15 1/16 ✕ 7 ✕ 3/8 in. (38.2 ✕ 17.8 ✕ 1.0 cm)
25.54 oz. (723.9 g)
Bequest of David P. Harris ('46), 2020
Purchased by David P. Harris from Michael and Vivian Arpad (Arpad Antiques) in Washington, DC on January 19, 1977.
There are small spots of red paint on the cross, on side 1, and areas of green surface corrosion on side 2.
Brad Hostetler, and Lynn Jones, eds., Ethiopian Objects in the Blick-Harris Study Collection: Art, Context, and the Persistence of Form, Peregrinations: Journal of Medieval Art & Architecture 8, no. 1 (Spring 2022): pp. 5–25, 67–75, 91–95, cat. 6. https://digital.kenyon.edu/perejournal/vol8/iss1/1/
This heavy hand cross consists of a lozenge-shaped cross, a shaft with piercings at both ends, and a rectangular base with a cross-shaped finial at the lower end. The cross was cast in three distinct pieces — cross, shaft, and base — and affixed together; the unpolished surfaces from the casting process are visible along the interior edges.

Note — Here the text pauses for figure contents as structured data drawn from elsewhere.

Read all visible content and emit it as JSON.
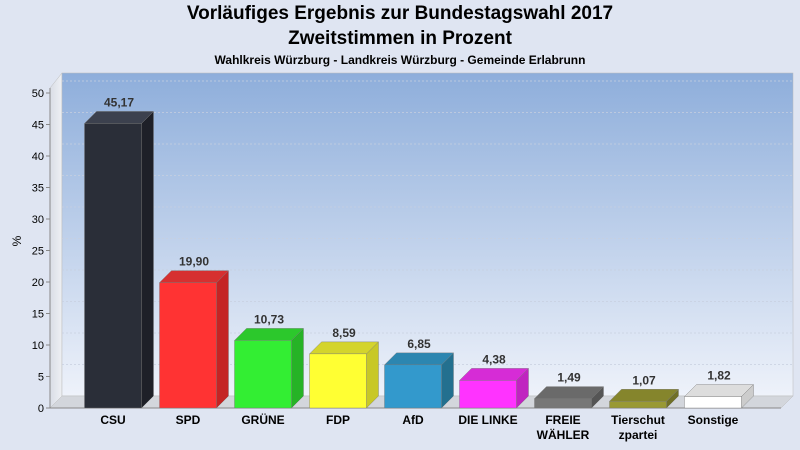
{
  "chart_data": {
    "type": "bar",
    "title": "Vorläufiges Ergebnis zur Bundestagswahl 2017",
    "subtitle": "Zweitstimmen in Prozent",
    "subsubtitle": "Wahlkreis Würzburg - Landkreis Würzburg - Gemeinde Erlabrunn",
    "ylabel": "%",
    "xlabel": "",
    "ylim": [
      0,
      50
    ],
    "yticks": [
      0,
      5,
      10,
      15,
      20,
      25,
      30,
      35,
      40,
      45,
      50
    ],
    "grid": true,
    "categories": [
      "CSU",
      "SPD",
      "GRÜNE",
      "FDP",
      "AfD",
      "DIE LINKE",
      "FREIE\nWÄHLER",
      "Tierschut\nzpartei",
      "Sonstige"
    ],
    "values": [
      45.17,
      19.9,
      10.73,
      8.59,
      6.85,
      4.38,
      1.49,
      1.07,
      1.82
    ],
    "value_labels": [
      "45,17",
      "19,90",
      "10,73",
      "8,59",
      "6,85",
      "4,38",
      "1,49",
      "1,07",
      "1,82"
    ],
    "colors": [
      "#2a2e38",
      "#ff3333",
      "#33ee33",
      "#ffff33",
      "#3399cc",
      "#ff33ff",
      "#777777",
      "#999933",
      "#ffffff"
    ],
    "side_colors": [
      "#1e2028",
      "#c42424",
      "#26b326",
      "#c8c826",
      "#23708f",
      "#c024c0",
      "#555555",
      "#707026",
      "#cccccc"
    ],
    "top_colors": [
      "#3c414e",
      "#d63030",
      "#2cc82c",
      "#d4d42c",
      "#2c86b0",
      "#d62cd6",
      "#6a6a6a",
      "#85852c",
      "#dddddd"
    ]
  }
}
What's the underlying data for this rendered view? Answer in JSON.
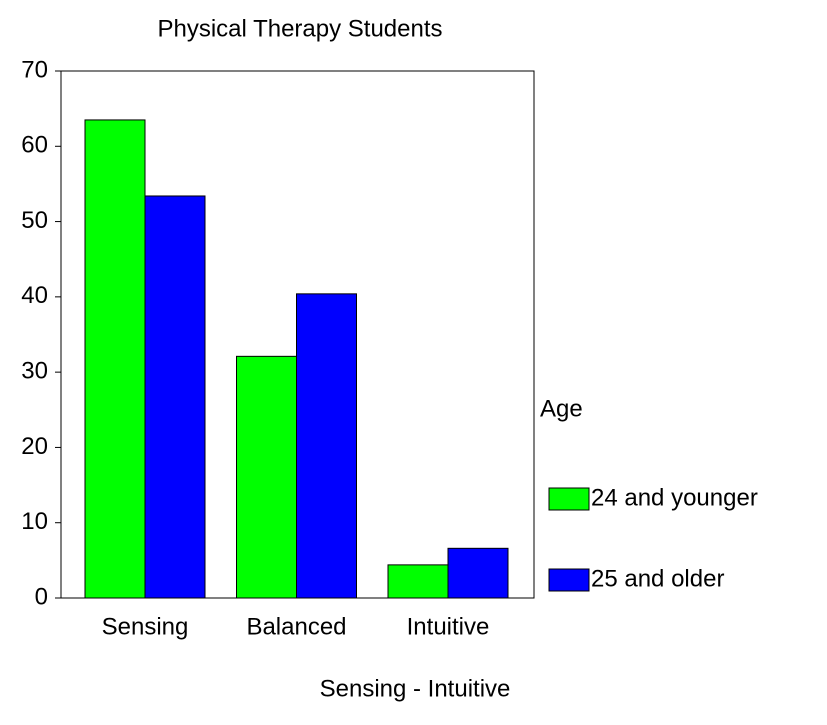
{
  "chart_data": {
    "type": "bar",
    "title": "Physical Therapy Students",
    "x_label": "Sensing - Intuitive",
    "legend_title": "Age",
    "categories": [
      "Sensing",
      "Balanced",
      "Intuitive"
    ],
    "series": [
      {
        "name": "24 and younger",
        "color": "#00ff00",
        "values": [
          63.5,
          32.1,
          4.4
        ]
      },
      {
        "name": "25 and older",
        "color": "#0000ff",
        "values": [
          53.4,
          40.4,
          6.6
        ]
      }
    ],
    "ylim": [
      0,
      70
    ],
    "yticks": [
      0,
      10,
      20,
      30,
      40,
      50,
      60,
      70
    ],
    "legend": "right"
  }
}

The cross features, at the center, a cross with arms of equal length. Each arm is triangular, inscribed with an abstract face, and adorned with a knotted finial. These finials are articulated with smaller lobes on the contours. While the outline of the cross is that of a lozenge, the numerous cut-outs allow for light to pass through the negative spaces, and bring greater definition of, and emphasis to, the central cross shape.
The shaft is marked by a cross-hatching pattern, and the base is inscribed with figures on both sides. On side 1, the winged figure is decorated with crosses on its body; dots and straight lines comprise its wings. The concentric circles surrounding the head suggest a halo. The figure on side 2, features two palm branches, rather than the wings featured on the opposite side of the base. Below the base a cross-shaped finial consists of four triangular-shaped arms of equal length, with the left, right, and lower arms each additionally adorned with a three-lobed finial.
The multi-part construction of this cross is similar to others in the collection (2020.26, 2020.27), and is comparable to a hand cross at the Dallas Museum of Art. These objects speak to the artistic processes involved in casting the individual pieces and affixing them together by welding, soldering, or the use of rivets.